馬で側面から飛び込み、擦れ違い様に足に刃を通す。王が手にした豪華絢爛な装飾を施された剣は儀式用の聖剣“ダモクレス”。嘗て革命軍の長が使っていた“アーティファクト”で、NPCが装備して初めて効果を発揮する特殊な装備だ。意志に目覚めた覚醒者が祈りを込める事で精霊器に近い攻撃力を発揮する事が出来る。その威力は所詮精霊器には遠く及ばないが、込める意志が“本物”であればあるほど、“真に迫る”力を行使する事が出来る。
白い光を帯びた斬撃は巨人の足を鋭く刻んだ。巨人が悲鳴を上げるほどの一撃、しかし注意は直ぐに王へと向けられた。反転し王へと向かう巨人へツァーリ達は弓で攻撃を行い注意を分散させようとするが、巨人は脅威度の高い王に狙いを定めたのか、なかなか離れよとしない。
「陛下!」
巨人の追跡を馬に乗りながらなんとかやり過ごす少女。しかしそれも長くはもたないだろう。連戦で馬の疲労もとうにピークを迎えている。剣の威力が高いからと言って、王に勇者と同等の頑丈さはない。もしもあの巨人に少しでも追突されれば、間違いなく即死してしまうだろう。どうやって状況を打破すればいいのか。諦めずにそれでも思考を回転させ続ける王の前方から、何者かが凄まじい速度で接近しつつあった。

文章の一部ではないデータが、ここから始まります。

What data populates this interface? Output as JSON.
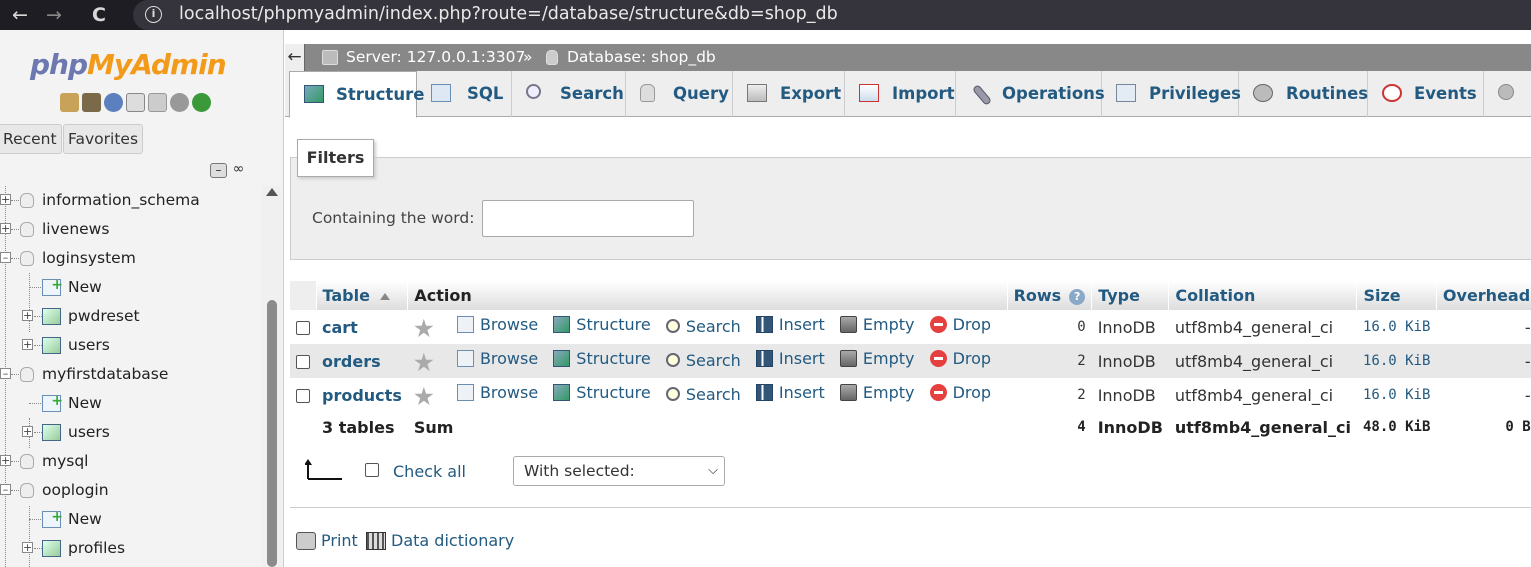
{
  "browser": {
    "url": "localhost/phpmyadmin/index.php?route=/database/structure&db=shop_db",
    "back_glyph": "←",
    "forward_glyph": "→",
    "reload_glyph": "C"
  },
  "nav": {
    "logo_php": "php",
    "logo_myadmin": "MyAdmin",
    "tab_recent": "Recent",
    "tab_favorites": "Favorites",
    "tree": [
      {
        "label": "information_schema",
        "kind": "db"
      },
      {
        "label": "livenews",
        "kind": "db"
      },
      {
        "label": "loginsystem",
        "kind": "db"
      },
      {
        "label": "New",
        "kind": "new"
      },
      {
        "label": "pwdreset",
        "kind": "table"
      },
      {
        "label": "users",
        "kind": "table"
      },
      {
        "label": "myfirstdatabase",
        "kind": "db"
      },
      {
        "label": "New",
        "kind": "new"
      },
      {
        "label": "users",
        "kind": "table"
      },
      {
        "label": "mysql",
        "kind": "db"
      },
      {
        "label": "ooplogin",
        "kind": "db"
      },
      {
        "label": "New",
        "kind": "new"
      },
      {
        "label": "profiles",
        "kind": "table"
      }
    ]
  },
  "breadcrumb": {
    "server": "Server: 127.0.0.1:3307",
    "separator": "»",
    "database": "Database: shop_db"
  },
  "tabs": {
    "structure": "Structure",
    "sql": "SQL",
    "search": "Search",
    "query": "Query",
    "export": "Export",
    "import": "Import",
    "operations": "Operations",
    "privileges": "Privileges",
    "routines": "Routines",
    "events": "Events"
  },
  "filters": {
    "legend": "Filters",
    "label": "Containing the word:",
    "value": ""
  },
  "table": {
    "headers": {
      "table": "Table",
      "action": "Action",
      "rows": "Rows",
      "type": "Type",
      "collation": "Collation",
      "size": "Size",
      "overhead": "Overhead"
    },
    "actions": {
      "browse": "Browse",
      "structure": "Structure",
      "search": "Search",
      "insert": "Insert",
      "empty": "Empty",
      "drop": "Drop"
    },
    "rows": [
      {
        "name": "cart",
        "rows": "0",
        "type": "InnoDB",
        "collation": "utf8mb4_general_ci",
        "size": "16.0 KiB",
        "overhead": "-"
      },
      {
        "name": "orders",
        "rows": "2",
        "type": "InnoDB",
        "collation": "utf8mb4_general_ci",
        "size": "16.0 KiB",
        "overhead": "-"
      },
      {
        "name": "products",
        "rows": "2",
        "type": "InnoDB",
        "collation": "utf8mb4_general_ci",
        "size": "16.0 KiB",
        "overhead": "-"
      }
    ],
    "footer": {
      "count": "3 tables",
      "sum": "Sum",
      "rows": "4",
      "type": "InnoDB",
      "collation": "utf8mb4_general_ci",
      "size": "48.0 KiB",
      "overhead": "0 B"
    }
  },
  "bulk": {
    "check_all": "Check all",
    "with_selected": "With selected:"
  },
  "links": {
    "print": "Print",
    "data_dictionary": "Data dictionary"
  }
}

その者は大きな弓を構えると、青白い光を帯びた一撃を放った。大地を凍結させながら疾駆する矢をとっさにかわす王。彼女を追跡していた巨人の眉間に矢は鋭く突き刺さり、氷の華を咲かせる。顔の内側から爆ぜた氷の一撃にのたうつ巨人。王は馬の足を少しずつ緩めながら笑顔を作った。
「……来てくれたのですね……ミユキ……!」
風に黒い髪を揺らしながら勇者は淀んだ眼差しで敵を見据える。そうして憎しみと怒りを込めた矢を手の中に作り出し、再び狙いを定めるのであった――。